MPs decide whether to vote for or against new laws and use their position to ask the Government questions about current issues.
Oral or Written Questions
Once a month a Minister from each Government department (e.g. the Treasury, Home Office, Department for Environment, Food and Rural Affairs) answers questions from MPs in the House of Commons. There is a limit to the number of questions that can be asked in each Q&A session but an MP can also submit questions in writing to the relevant government department, which are published in Hansard.
MPs can raise issues of importance to their constituencies in what are known as 'Adjournment Debates'. These last half an hour. Adjournment debates are usually the last business of the day and a government minister responds at the end of the debate.

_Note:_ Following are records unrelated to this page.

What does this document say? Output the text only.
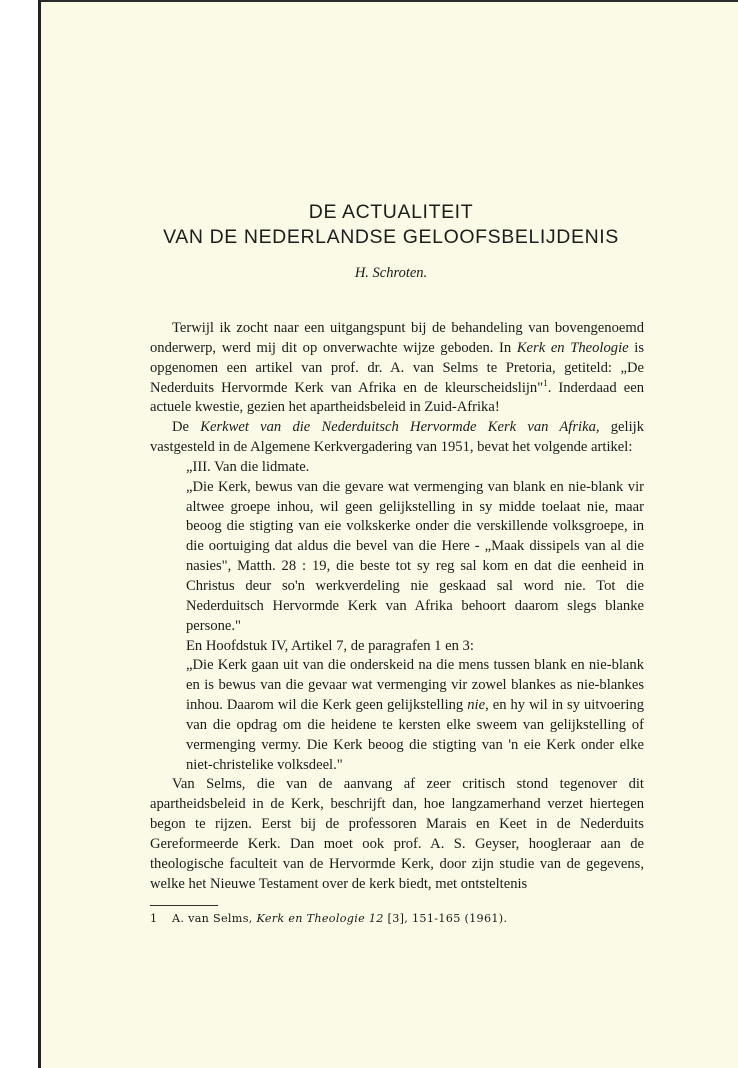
DE ACTUALITEIT
VAN DE NEDERLANDSE GELOOFSBELIJDENIS
H. Schroten.

Terwijl ik zocht naar een uitgangspunt bij de behandeling van bovengenoemd onderwerp, werd mij dit op onverwachte wijze geboden. In Kerk en Theologie is opgenomen een artikel van prof. dr. A. van Selms te Pretoria, getiteld: „De Nederduits Hervormde Kerk van Afrika en de kleurscheidslijn"$^1$. Inderdaad een actuele kwestie, gezien het apartheidsbeleid in Zuid-Afrika!

De Kerkwet van die Nederduitsch Hervormde Kerk van Afrika, gelijk vastgesteld in de Algemene Kerkvergadering van 1951, bevat het volgende artikel:

„III. Van die lidmate.

„Die Kerk, bewus van die gevare wat vermenging van blank en nie-blank vir altwee groepe inhou, wil geen gelijkstelling in sy midde toelaat nie, maar beoog die stigting van eie volkskerke onder die verskillende volksgroepe, in die oortuiging dat aldus die bevel van die Here - „Maak dissipels van al die nasies", Matth. 28 : 19, die beste tot sy reg sal kom en dat die eenheid in Christus deur so'n werkverdeling nie geskaad sal word nie. Tot die Nederduitsch Hervormde Kerk van Afrika behoort daarom slegs blanke persone."

En Hoofdstuk IV, Artikel 7, de paragrafen 1 en 3:

„Die Kerk gaan uit van die onderskeid na die mens tussen blank en nie-blank en is bewus van die gevaar wat vermenging vir zowel blankes as nie-blankes inhou. Daarom wil die Kerk geen gelijkstelling nie, en hy wil in sy uitvoering van die opdrag om die heidene te kersten elke sweem van gelijkstelling of vermenging vermy. Die Kerk beoog die stigting van 'n eie Kerk onder elke niet-christelike volksdeel."

Van Selms, die van de aanvang af zeer critisch stond tegenover dit apartheidsbeleid in de Kerk, beschrijft dan, hoe langzamerhand verzet hiertegen begon te rijzen. Eerst bij de professoren Marais en Keet in de Nederduits Gereformeerde Kerk. Dan moet ook prof. A. S. Geyser, hoogleraar aan de theologische faculteit van de Hervormde Kerk, door zijn studie van de gegevens, welke het Nieuwe Testament over de kerk biedt, met ontsteltenis

1 A. van Selms, Kerk en Theologie 12 [3], 151-165 (1961).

MPs can present a petition to Parliament on behalf of their constituents. To learn more about the rules on petitions, please visit http://www.parliament.uk/get-involved/have-your-say/petitioning/public-petitions or write to the following address.
Clerk of Public Petitions
House of Commons
London SW1A 0AA
What Can't I Do?
An MP cannot do overrule decisions that are the responsibility of the local council. These include planning or licensing applications, decisions relating to adult or children's social care, or which roads should be prioritised for resurfacing. However, your MP can write to the local council on your behalf to ask them to look into a problem or reconsider an issue. In the first instance, constituents should contact their local council or councillor(s) directly.